Quali sono le cisti della fibrosi uterina?

I fibromi uterini sono tumori non cancerosi dell’utero. Sono masse solide e rotonde che si trovano più comunemente all’interno della parete dell’utero, secondo “Williams Obstetrics”. Sono composti da muscoli lisci associati a tessuto connettivo fibroso. Le cisti sono sacchetti che contengono fluidi, semisolidi o gas. I fibromi possono diventare cisti quando si sovrappongono la loro alimentazione sanguigna. Questa si chiama degenerazione cistica.

avvenimento

I fibromi sono presenti nel 20-40 per cento delle donne di età superiore a 35 anni e sono più diffuse nelle donne afroamericane che caucasiche, secondo “NMS Obstetrics and Gynecology”. Ogni tumore è nato da una cellula muscolare uterina che moltiplica e cresce in risposta all’ormone estrogeno. I fibromi uterini si verificano durante gli anni riproduttivi. I fibromi sono rari prima dell’inizio della pubertà e del regresso dopo la menopausa. Perché certe cellule muscolari uterine rispondono all’estrogeno e diventano fibromi non si capisce. Nomi alternativi per la fibroidi sono leiomyoma, fibromioma o mieloma.

Segni e sintomi

La maggior parte delle donne con fibromi uterini non hanno sintomi. I sintomi dipendono dal numero, dalla dimensione e dalla posizione dei fibromi. Durante la mestruazione, un modo in cui l’utero smette di sanguinare è per contrazione. Quando i fibromi sono presenti, interferiscono con la contrazione, provocando talvolta un forte sanguinamento, che può causare anemia di carenza di ferro. Quando i fibromi si allargano, esercitano pressione all’interno del bacino e anche degli intestini, della vescica e dei tubi fallopi. Se i fibromi si sporgono all’esterno dell’utero o si estendono dall’utero da un peduncolo, possono esercitare pressioni sull’intestino e causare costipazione. I rarissimi fibromi parassiti (attaccati al colon) possono causare ostruzione intestinale. Se i fibroidi esercitano pressione sulla vescica, la frequenza della minzione aumenta dal momento che il volume della vescica è ridotto. Se la fibrosi diventa grande, può ostacolare l’uretra. I fibromi possono distorcere la forma dell’utero, bloccare i tubi fallopiani e impedire che l’uovo fecondato entri nella cavità uterina, causando infertilità. I fibromi vicino alla cervice possono causare dolore con rapporti sessuali e sanguinamento vaginale. I fibromi che si estendono nella cavità uterina (intracavitosi) da un peduncolo proveniente dalla parete interna dell’utero causano sanguinamento tra periodi e crampi.
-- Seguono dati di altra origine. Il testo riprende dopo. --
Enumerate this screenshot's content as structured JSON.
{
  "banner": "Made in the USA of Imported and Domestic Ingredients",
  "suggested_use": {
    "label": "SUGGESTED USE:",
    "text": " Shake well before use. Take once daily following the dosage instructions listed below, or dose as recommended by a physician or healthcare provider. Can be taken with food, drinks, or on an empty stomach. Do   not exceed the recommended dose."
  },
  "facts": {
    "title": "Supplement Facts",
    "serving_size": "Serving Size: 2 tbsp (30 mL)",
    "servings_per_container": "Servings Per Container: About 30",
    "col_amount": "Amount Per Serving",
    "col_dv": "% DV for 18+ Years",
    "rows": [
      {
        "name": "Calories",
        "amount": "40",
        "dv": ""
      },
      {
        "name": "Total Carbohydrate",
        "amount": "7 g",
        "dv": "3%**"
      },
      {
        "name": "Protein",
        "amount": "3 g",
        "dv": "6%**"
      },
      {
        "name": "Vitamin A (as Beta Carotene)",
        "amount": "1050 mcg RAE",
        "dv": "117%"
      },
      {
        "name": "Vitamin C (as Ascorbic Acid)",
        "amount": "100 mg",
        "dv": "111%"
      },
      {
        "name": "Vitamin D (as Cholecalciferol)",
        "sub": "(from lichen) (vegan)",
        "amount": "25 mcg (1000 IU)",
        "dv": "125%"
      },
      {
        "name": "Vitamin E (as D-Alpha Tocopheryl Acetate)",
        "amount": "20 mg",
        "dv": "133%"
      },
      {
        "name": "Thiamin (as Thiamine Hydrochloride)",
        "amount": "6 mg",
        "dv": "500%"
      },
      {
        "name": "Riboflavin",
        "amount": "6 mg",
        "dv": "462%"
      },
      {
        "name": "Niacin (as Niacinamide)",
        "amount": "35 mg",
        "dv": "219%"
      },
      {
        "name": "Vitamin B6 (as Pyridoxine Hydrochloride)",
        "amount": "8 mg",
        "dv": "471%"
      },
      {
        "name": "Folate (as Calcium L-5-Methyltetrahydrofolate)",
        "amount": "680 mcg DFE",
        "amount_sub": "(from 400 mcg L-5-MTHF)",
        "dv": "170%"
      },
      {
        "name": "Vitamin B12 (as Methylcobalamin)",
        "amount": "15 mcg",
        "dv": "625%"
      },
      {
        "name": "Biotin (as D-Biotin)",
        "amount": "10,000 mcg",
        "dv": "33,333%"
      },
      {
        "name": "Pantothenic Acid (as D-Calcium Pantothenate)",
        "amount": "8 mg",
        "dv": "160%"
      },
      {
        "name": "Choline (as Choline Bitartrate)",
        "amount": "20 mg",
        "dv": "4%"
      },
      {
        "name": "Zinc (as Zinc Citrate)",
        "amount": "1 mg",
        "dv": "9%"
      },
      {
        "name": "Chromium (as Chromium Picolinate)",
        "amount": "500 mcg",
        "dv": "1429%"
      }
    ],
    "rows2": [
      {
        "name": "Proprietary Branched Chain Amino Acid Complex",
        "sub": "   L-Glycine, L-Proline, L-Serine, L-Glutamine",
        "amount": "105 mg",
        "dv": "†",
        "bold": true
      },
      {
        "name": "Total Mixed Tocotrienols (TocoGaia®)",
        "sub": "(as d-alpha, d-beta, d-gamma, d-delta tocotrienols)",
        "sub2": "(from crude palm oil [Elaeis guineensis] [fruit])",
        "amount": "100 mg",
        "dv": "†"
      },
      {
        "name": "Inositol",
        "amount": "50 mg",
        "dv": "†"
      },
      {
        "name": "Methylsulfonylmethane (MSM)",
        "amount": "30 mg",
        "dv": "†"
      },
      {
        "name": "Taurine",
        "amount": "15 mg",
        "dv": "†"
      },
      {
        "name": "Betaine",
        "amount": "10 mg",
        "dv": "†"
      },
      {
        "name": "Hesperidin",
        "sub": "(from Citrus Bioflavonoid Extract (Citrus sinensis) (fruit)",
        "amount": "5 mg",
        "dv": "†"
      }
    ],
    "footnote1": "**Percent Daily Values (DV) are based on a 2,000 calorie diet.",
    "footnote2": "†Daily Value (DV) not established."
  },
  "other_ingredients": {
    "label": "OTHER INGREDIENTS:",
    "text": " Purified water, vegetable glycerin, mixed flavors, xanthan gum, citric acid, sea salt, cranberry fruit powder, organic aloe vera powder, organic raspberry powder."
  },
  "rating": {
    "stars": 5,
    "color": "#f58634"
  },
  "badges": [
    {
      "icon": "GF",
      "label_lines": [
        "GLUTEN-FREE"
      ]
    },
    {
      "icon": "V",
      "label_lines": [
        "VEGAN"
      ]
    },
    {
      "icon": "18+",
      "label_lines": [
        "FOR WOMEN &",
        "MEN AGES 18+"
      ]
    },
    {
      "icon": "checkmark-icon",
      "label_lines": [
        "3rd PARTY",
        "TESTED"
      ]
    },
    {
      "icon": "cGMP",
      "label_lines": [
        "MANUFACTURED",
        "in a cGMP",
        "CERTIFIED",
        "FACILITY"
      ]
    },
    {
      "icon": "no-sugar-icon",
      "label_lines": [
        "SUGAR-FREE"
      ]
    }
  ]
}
I fibromi inferiori alla fodera dell’utero interno (submucosal) possono causare l’infertilità impedendo l’uovo fecondato di impianto nella parete dell’utero, con conseguente aborto spontaneo.

Complicanze di gravidanza

I fibroidi aumentano di dimensioni durante la gravidanza e possono causare complicazioni, a seconda del numero, della dimensione e della posizione. I fibromi che sporgono nella cavità uterina possono causare il feto in posizione laterale (trasversale) anziché la normale presentazione della testa prima (cefalica), con conseguente sezione cesarea invece di consegna naturale. Grandi fibromi possono occupare una parte della cavità uterina e interferire con la crescita e lo sviluppo del feto, con conseguente lavoro prematuro.

Diagnosi

I fibromi senza sintomi sono di solito risultati incidentali durante un esame pelvico annuale. Sono confermati da ultrasuoni e simili anomalie apparenti (adenomyosis) sono escluse. L’adenomyosi è la ricerca anormale del tessuto interno dell’utero nello strato muscolare dell’utero.

Trattamento

I fibromi che causano i sintomi vengono rimossi. Negli anni riproduttivi, il trattamento è incentrato sulla rimozione dei fibromi dall’utero e per la conservazione della fertilità. La procedura chirurgica più comune è una miomectomia ed è eseguita da un laparoscopio o un isteroscopio, a seconda della posizione della fibroidi. I muscoli intracavitativi e sottomascolari vengono rimossi dalla miomectomia isteroscopica. I fibroidi all’esterno dell’utero vengono eliminati dalla miomectomia laparoscopica. L’isterectomia è un trattamento più aggressivo e può includere la rimozione – oltre all’utero – dei tubi e delle ovaie fallopi. Il tipo di procedura chirurgica dipende dalla dimensione dei fibromi, dalla posizione, dalla gravità dei sintomi e dall’età del paziente.